By transmitting values, children’s books are the Chanukah gifts that keep giving

By Deborah Fineblum/

Chanukah and children’s books go together like latkes and applesauce.

In fact, Chanukahs of old often included a book, its pages spotted with droplets of candle wax. In its pages the brave Maccabees once again defeat the Syrian Greeks, a tiny cruse of oil keeps the temple’s menorah aglow for a miraculous eight days, children spin dreidels for chocolate gelt (money) and you can almost smell the sizzling latkes.

These days, the marketplace overflows with books that can warm up the coldest Chanukah night. The books reflect both the holiday’s miracles and the nuances of growing up Jewish in the 21st century.

“We’re seeing an exciting diversity in kids’ Chanukah books now,” says Joy Getnick, director of Jewish life at the Louis S. Wolk Jewish Community Center of Greater Rochester. One of the best parts of her job: funneling children’s books into the JCC’s preschool, books Getnick test-drives with her two-year-old son.

Experts say there’s a certain quality of magic in the best of these books – making them the kinds of gifts that keep giving.

“They have to celebrate being Jewish in a diverse world and transmit powerful values to the new generation,” Getnick tells

“They have to make the child wonder what’s going to happen next,” says Lyndall Miller, who directs the Jewish Early Childhood Education Leadership Institute, where the Jewish Theological Seminary and Hebrew Union College – Jewish Institute of Religion provide leadership training and Jewish learning to directors of early childhood centers.

“They have to give Jewish children a sense of pride and inclusion,” says Rachel Kamin, a book reviewer, judge and editor who directs the Joseph and Mae Gray Cultural & Learning Center at North Suburban Synagogue Beth El in Highland Park, Ill.

Chanukah-themed children’s books “help us see how the miracles in our own lives reflect the miracle” of the holiday, says Meredith Lewis, director of content and engagement for the Harold Grinspoon Foundation’s PJ Library program, which distributes nearly 200,000 Jewish children’s books to families in the U.S., Canada and elsewhere.

As of press time, publishers were still rolling out new Chanukah releases, but several titles had already surfaced. Among them are Little Red Ruthie: A Chanukah Tale by Gloria Koster, a spin on Little Red Riding Hood; and Queen of the Chanukah Dosas by Pamela Ehrenberg, featuring a family celebrating with spicy Indian food.

“You can smell the curry coming off this wonderful new book,” says Lewis, noting that Queen of the Chanukah Dosas and Little Red Ruthie made it into PJ Library’s fall lineup. Other notable new releases include Judah Maccabee Goes to the Doctor by Ann Koffsky; Way Too Many Latkes: A Chanukah in Chelm by Linda Glaser; and The Missing Letters: A Dreidel Story by Renee Londner.

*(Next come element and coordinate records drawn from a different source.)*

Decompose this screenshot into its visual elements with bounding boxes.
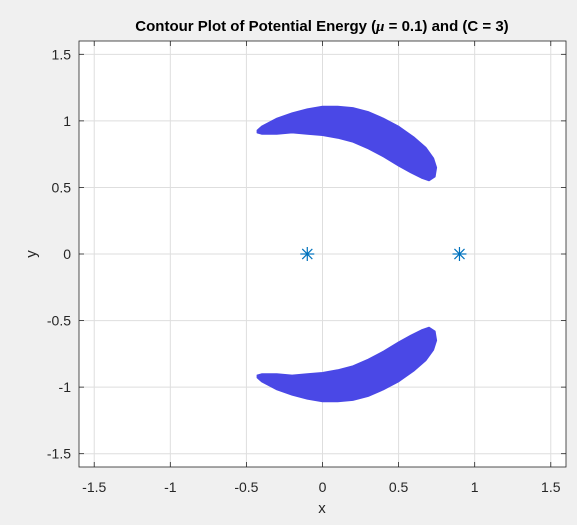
y-tick-label-3: 0 (63, 246, 71, 262)
lower-region (256, 326, 438, 403)
x-tick-label-1: -1 (164, 479, 177, 495)
y-tick-label-1: -1 (59, 379, 72, 395)
y-tick-label-0: -1.5 (47, 446, 71, 462)
filled-contour-regions (256, 105, 438, 403)
y-tick-labels: -1.5 -1 -0.5 0 0.5 1 1.5 (47, 46, 71, 461)
x-tick-label-2: -0.5 (234, 479, 258, 495)
axis-ticks (79, 41, 566, 467)
title-mu-symbol: μ (375, 19, 384, 35)
y-axis-label: y (23, 250, 40, 258)
upper-region (256, 105, 438, 182)
y-tick-label-4: 0.5 (52, 179, 72, 195)
x-tick-label-0: -1.5 (82, 479, 106, 495)
chart-title: Contour Plot of Potential Energy (μ = 0.… (135, 18, 508, 35)
y-tick-label-6: 1.5 (52, 46, 72, 62)
x-tick-label-5: 1 (471, 479, 479, 495)
x-axis-label: x (318, 500, 326, 517)
x-tick-labels: -1.5 -1 -0.5 0 0.5 1 1.5 (82, 479, 561, 495)
secondary-mass-marker (452, 247, 467, 261)
y-tick-label-5: 1 (63, 113, 71, 129)
body-markers (300, 247, 467, 261)
x-tick-label-3: 0 (319, 479, 327, 495)
x-tick-label-6: 1.5 (541, 479, 561, 495)
secondary-mass-marker-stroke-3 (454, 248, 465, 260)
y-tick-label-2: -0.5 (47, 313, 71, 329)
title-suffix: = 0.1) and (C = 3) (384, 18, 508, 35)
primary-mass-marker (300, 247, 315, 261)
primary-mass-marker-stroke-3 (301, 248, 313, 260)
grid-lines (79, 41, 566, 467)
x-tick-label-4: 0.5 (389, 479, 409, 495)
title-prefix: Contour Plot of Potential Energy ( (135, 18, 376, 35)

But tried-and-true Chanukah classics continue to delight.

“If I had to pick one Chanukah book to read to my kids every night, it would be Eric Kimmel’s brilliant Hershel and the Chanukah Goblins, says Kamin. She also loves Kimmel’s lesser-known goblin story, Zigazak! A Magical Chanukah Night and his The Chanukah Bear, in which an elderly latke-maker mistakes a bear for her rabbi.

Meanwhile, for interfaith families, Chanukah can be a delicate time when it comes to reading.

“Parents and grandparents say, ‘A book about Christmas and Chanukah? That’s great!’ But they need to read it first,” warns Kamin. “Is it patronizing or insulting? Or does it sensitively reflect the message of Chanukah for an interfaith family?”

“In what can be a confusing time of year,” she says, “it’s often the grandparents who become the portal to tradition and play a key role in shaping identity.”